恋人⇆セフレ
第14章 エピローグ
「でも、2人の性格の相性がいいのか、書くのは随分楽しかったよ。
きっとお前らは出会うべくして出会ったんだろうな」
あとがきまで本をめくった真木が、清々しい顔でそう言う。
恋人とセフレを繰り返していた男から言われるとむず痒い気持ちになるが、俺もそう思いたい。
「志乃さん」と子犬なような無邪気さで俺の名前を呼ぶアイツを思い出して、ふっと笑みが溢れた。
「噂をすればだな」
「え?」
真木がそう言ったのと同時に、座っていたソファの右側が深く沈む。
それと同時に鼻を掠めた優しい香り。
「お待たせしました」
そして、愛しい笑顔と穏やかな声。
あぁ、好きだなあと、会って数秒で思う。
「業者さんがあと30分で着くそうです。

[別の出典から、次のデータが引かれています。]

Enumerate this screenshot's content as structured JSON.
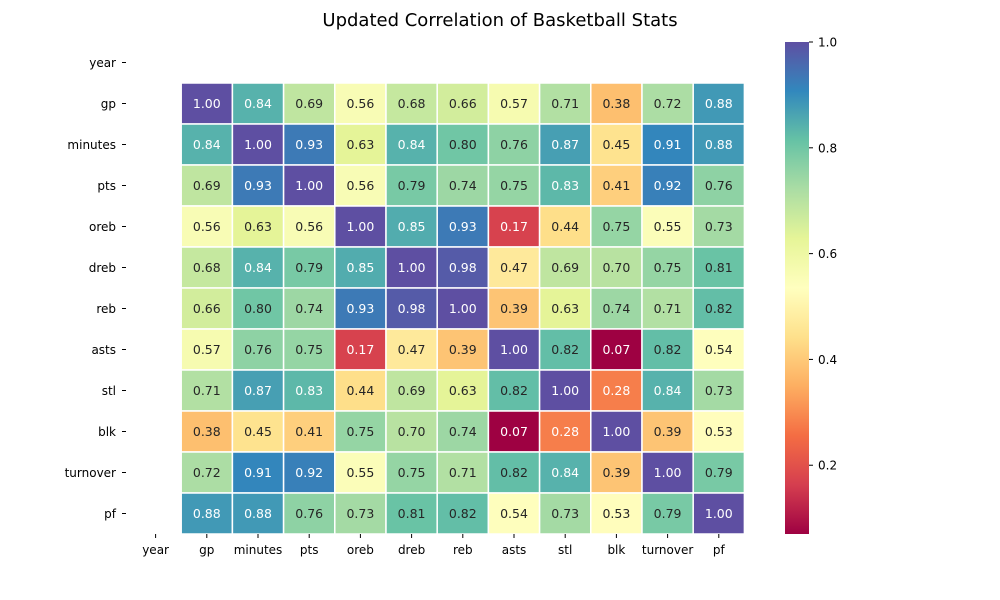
{
  "chart_data": {
    "type": "heatmap",
    "title": "Updated Correlation of Basketball Stats",
    "xlabel": "",
    "ylabel": "",
    "labels": [
      "year",
      "gp",
      "minutes",
      "pts",
      "oreb",
      "dreb",
      "reb",
      "asts",
      "stl",
      "blk",
      "turnover",
      "pf"
    ],
    "values": [
      [
        null,
        null,
        null,
        null,
        null,
        null,
        null,
        null,
        null,
        null,
        null,
        null
      ],
      [
        null,
        1.0,
        0.84,
        0.69,
        0.56,
        0.68,
        0.66,
        0.57,
        0.71,
        0.38,
        0.72,
        0.88
      ],
      [
        null,
        0.84,
        1.0,
        0.93,
        0.63,
        0.84,
        0.8,
        0.76,
        0.87,
        0.45,
        0.91,
        0.88
      ],
      [
        null,
        0.69,
        0.93,
        1.0,
        0.56,
        0.79,
        0.74,
        0.75,
        0.83,
        0.41,
        0.92,
        0.76
      ],
      [
        null,
        0.56,
        0.63,
        0.56,
        1.0,
        0.85,
        0.93,
        0.17,
        0.44,
        0.75,
        0.55,
        0.73
      ],
      [
        null,
        0.68,
        0.84,
        0.79,
        0.85,
        1.0,
        0.98,
        0.47,
        0.69,
        0.7,
        0.75,
        0.81
      ],
      [
        null,
        0.66,
        0.8,
        0.74,
        0.93,
        0.98,
        1.0,
        0.39,
        0.63,
        0.74,
        0.71,
        0.82
      ],
      [
        null,
        0.57,
        0.76,
        0.75,
        0.17,
        0.47,
        0.39,
        1.0,
        0.82,
        0.07,
        0.82,
        0.54
      ],
      [
        null,
        0.71,
        0.87,
        0.83,
        0.44,
        0.69,
        0.63,
        0.82,
        1.0,
        0.28,
        0.84,
        0.73
      ],
      [
        null,
        0.38,
        0.45,
        0.41,
        0.75,
        0.7,
        0.74,
        0.07,
        0.28,
        1.0,
        0.39,
        0.53
      ],
      [
        null,
        0.72,
        0.91,
        0.92,
        0.55,
        0.75,
        0.71,
        0.82,
        0.84,
        0.39,
        1.0,
        0.79
      ],
      [
        null,
        0.88,
        0.88,
        0.76,
        0.73,
        0.81,
        0.82,
        0.54,
        0.73,
        0.53,
        0.79,
        1.0
      ]
    ],
    "value_format": "2 decimals",
    "colorbar": {
      "min": 0.07,
      "max": 1.0,
      "ticks": [
        0.2,
        0.4,
        0.6,
        0.8,
        1.0
      ],
      "tick_labels": [
        "0.2",
        "0.4",
        "0.6",
        "0.8",
        "1.0"
      ],
      "colormap": "Spectral",
      "position": "right"
    },
    "cell_border_color": "#ffffff",
    "grid": false
  }
}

そろそろ行きましょうか」
「あぁ、もうそんな時間か」
最後の一口だったカフェラテを飲み干して、店を出る準備をする。カバンをもつ左手の薬指には指輪が光っていて、見るたびに口元が緩みそうになる。
「真木さんも、色々手伝ってくださりありがとうございます」
「散々迷惑かけた詫びだ。気にしなくていい。引越し先の手伝いはいいのか?」
「はい。そんなに荷物はなくて、これから一緒に選びながら増やしていこうと思ってます」
ーーーーそう。今日は俺らが同棲する部屋に引っ越しする日だ。